A report by the Audit Commission has warned that patients and taxpayers may be loosing out because of poor oversight of an incentive scheme for GPs.
The Audit Commission said, “There was a wide variation in the way primary care trusts (PCTs) across England monitored payments totalling £1 billion a year to GP practices under the Quality and Outcomes Framework (QOF).”
The report found that some PCTs “cannot be confident that payments made to GP practices are correct and justified or delivering good value, while some patients may not be getting the services they should be.”
The report warned that the issue “will need careful management if conflicts of interest are to be avoided” when PCTS are to be scrapped as part of the government’s NHS reform bill which will see GP consortia handling the bulk of the NHS budget. With GP consortia to manage previously held PCT budgets will see GPs having to decide how and where their budgets are spent, what doctor jobs and locum doctors are needed to match the level of service they are to provide given any budgetary constraints, as well as balancing the demand of patient care and services over the number of medical professions required to provide the service.
Under the current QOF scheme which was introduced in 2004 as part of the new GPs’ contract to incentivise improvements to patient services sees GP practices receive on average £118,770 in 2009/10.
The scheme works by GPs being rewarded according to how many points out of a maximum 1,000 they score. The areas of work that they are scored on include clinical care, organisation, patient experience and additional services. Since the scheme was implemented, GPs routinely achieve more than 90%, which is above the 75% expected as the benchmark figure when the scheme was introduced.
The Audit Commission report focuses on the provision that allows GPs to exclude certain patients from their figures when their score is assessed. Under the scheme GPs are allowed to exclude patients that continuously miss appointments or have a terminal illness or are extremely frail.
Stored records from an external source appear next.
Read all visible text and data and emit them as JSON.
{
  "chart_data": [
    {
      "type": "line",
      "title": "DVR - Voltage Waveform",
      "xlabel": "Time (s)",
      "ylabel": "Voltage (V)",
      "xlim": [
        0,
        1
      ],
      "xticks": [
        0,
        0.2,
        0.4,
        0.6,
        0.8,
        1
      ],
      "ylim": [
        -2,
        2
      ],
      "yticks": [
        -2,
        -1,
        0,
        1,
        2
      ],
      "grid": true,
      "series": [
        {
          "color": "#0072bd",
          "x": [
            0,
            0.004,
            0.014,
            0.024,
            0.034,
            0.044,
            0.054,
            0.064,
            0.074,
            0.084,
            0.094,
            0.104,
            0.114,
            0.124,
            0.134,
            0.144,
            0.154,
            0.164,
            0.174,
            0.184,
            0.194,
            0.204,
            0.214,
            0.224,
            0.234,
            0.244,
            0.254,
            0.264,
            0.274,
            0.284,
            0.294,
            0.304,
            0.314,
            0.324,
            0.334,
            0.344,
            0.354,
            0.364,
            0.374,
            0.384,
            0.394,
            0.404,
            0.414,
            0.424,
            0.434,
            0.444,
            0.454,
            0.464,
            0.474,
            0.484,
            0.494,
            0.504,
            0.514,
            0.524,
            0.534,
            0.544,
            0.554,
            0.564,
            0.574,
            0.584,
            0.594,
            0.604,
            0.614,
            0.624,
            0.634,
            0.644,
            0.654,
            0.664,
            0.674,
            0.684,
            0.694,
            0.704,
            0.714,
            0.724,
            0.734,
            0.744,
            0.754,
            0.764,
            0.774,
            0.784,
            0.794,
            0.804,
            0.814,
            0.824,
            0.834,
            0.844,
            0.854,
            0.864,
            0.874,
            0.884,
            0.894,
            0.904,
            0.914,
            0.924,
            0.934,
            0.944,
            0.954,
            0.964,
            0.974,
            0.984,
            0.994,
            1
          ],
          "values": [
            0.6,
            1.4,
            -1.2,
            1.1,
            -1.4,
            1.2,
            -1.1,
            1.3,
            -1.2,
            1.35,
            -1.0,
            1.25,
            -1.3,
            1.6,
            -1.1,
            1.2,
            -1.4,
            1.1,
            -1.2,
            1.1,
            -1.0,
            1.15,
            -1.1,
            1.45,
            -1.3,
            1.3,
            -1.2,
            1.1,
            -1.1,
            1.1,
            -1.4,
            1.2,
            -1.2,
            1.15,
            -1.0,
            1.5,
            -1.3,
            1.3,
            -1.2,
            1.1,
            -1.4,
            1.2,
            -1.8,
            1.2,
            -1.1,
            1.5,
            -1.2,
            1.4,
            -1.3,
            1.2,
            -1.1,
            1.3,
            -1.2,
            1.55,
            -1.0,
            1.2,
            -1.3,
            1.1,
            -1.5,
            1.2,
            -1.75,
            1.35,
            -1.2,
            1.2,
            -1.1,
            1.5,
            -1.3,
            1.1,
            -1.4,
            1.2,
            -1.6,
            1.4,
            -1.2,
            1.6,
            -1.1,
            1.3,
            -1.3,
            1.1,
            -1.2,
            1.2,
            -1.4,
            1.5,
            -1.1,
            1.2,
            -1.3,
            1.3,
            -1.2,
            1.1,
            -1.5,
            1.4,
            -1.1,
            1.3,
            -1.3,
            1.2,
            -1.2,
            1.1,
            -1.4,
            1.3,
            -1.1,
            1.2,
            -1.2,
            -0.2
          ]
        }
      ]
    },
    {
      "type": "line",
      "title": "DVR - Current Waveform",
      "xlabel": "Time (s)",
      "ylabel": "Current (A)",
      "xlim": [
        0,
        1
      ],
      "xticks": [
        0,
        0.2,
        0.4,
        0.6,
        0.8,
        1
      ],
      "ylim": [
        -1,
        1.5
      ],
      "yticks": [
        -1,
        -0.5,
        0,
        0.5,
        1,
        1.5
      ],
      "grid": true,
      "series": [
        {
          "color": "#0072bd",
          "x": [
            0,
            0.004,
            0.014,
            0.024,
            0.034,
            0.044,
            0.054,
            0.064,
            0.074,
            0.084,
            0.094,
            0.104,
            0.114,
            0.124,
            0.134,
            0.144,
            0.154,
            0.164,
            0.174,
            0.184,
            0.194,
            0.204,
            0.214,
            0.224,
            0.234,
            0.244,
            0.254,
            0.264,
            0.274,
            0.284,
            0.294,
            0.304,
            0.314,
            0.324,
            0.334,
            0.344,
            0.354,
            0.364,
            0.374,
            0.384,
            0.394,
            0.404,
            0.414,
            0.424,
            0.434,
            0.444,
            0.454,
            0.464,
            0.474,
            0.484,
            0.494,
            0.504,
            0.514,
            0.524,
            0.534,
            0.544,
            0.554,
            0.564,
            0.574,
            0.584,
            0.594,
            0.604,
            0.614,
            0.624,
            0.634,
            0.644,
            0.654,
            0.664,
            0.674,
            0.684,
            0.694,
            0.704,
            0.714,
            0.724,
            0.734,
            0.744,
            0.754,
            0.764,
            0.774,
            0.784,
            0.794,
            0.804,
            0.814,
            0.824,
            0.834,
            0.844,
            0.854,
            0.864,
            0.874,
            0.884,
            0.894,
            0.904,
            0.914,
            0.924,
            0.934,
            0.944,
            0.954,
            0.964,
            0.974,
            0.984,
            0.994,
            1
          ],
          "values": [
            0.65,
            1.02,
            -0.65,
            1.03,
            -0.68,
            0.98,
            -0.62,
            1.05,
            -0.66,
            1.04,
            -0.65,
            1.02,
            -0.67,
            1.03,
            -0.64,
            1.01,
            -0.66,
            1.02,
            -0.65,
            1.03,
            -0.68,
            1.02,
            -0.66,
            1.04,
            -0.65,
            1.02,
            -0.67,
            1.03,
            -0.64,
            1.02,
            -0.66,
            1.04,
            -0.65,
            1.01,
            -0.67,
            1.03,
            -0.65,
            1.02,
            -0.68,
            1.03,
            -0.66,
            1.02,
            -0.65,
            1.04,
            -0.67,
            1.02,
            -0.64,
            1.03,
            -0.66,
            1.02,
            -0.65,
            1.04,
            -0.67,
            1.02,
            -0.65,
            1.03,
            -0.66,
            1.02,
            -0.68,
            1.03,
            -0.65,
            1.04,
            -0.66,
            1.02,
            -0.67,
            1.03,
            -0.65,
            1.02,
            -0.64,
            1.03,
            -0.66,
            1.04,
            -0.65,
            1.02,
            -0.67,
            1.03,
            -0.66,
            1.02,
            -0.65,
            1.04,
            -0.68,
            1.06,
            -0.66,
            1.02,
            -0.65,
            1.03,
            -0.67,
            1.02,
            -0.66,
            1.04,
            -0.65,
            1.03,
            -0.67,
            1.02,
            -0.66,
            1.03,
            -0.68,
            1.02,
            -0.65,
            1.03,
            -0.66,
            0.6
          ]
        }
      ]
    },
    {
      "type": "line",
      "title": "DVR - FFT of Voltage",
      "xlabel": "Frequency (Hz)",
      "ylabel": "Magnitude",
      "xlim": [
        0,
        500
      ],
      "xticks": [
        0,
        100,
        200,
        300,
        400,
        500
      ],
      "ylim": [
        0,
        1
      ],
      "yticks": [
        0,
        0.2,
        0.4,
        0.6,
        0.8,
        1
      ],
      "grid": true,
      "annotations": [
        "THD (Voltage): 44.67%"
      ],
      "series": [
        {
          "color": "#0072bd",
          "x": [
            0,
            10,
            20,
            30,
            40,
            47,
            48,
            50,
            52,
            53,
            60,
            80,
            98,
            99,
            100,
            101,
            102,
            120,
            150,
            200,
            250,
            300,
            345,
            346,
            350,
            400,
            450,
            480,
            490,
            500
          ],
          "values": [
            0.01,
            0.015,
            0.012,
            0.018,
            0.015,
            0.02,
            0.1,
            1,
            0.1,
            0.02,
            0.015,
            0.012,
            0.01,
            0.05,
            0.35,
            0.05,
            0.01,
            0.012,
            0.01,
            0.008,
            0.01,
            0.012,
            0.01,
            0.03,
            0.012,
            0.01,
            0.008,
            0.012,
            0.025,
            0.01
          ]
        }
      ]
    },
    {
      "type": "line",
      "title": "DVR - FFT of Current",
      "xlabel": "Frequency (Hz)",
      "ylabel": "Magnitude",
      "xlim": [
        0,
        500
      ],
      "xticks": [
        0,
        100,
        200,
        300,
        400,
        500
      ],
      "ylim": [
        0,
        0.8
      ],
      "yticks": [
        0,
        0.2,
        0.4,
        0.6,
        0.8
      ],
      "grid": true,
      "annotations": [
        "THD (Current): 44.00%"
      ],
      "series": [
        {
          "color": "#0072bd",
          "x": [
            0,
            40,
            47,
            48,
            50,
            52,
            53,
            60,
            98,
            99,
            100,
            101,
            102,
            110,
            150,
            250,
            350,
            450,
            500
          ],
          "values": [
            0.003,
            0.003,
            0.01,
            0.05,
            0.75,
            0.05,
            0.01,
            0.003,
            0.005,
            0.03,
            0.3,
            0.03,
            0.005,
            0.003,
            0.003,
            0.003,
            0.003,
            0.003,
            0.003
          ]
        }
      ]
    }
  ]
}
Currently, assessors to GP practices check ratings under the QOF scheme through visits. However, the report highlighted that in most cases, PCTs use local GPs to do the assessing, which it suggested, “may not result in rigorous regime.”
Under the current scheme, the report highlighted several areas for improvement where the scheme was deemed as failing such as some PCTs regarded the visits as a chance to help GPs maximise their income, visits to practices only if the practice requested them and another visited only 15% of the practices each year. Furthermore, there was even evidence to show that issues identified in visits were not actually followed up.
Andy McKeon, managing director of health at the Audit Commission, said, “PCTs will soon give way to the new NHS Commissioning Board and GP consortia. Robust audit will be crucial to ensure the payments are being properly and fairly made under any incentive schemes and patients get the benefits intended.”
Despite the government’s efforts to reassure the general public and GPs of their healthcare reform, many critics are concerned that patient care could suffer as medical jobs and doctor jobs could be lost as consortiums focus on maximising profits over patient care.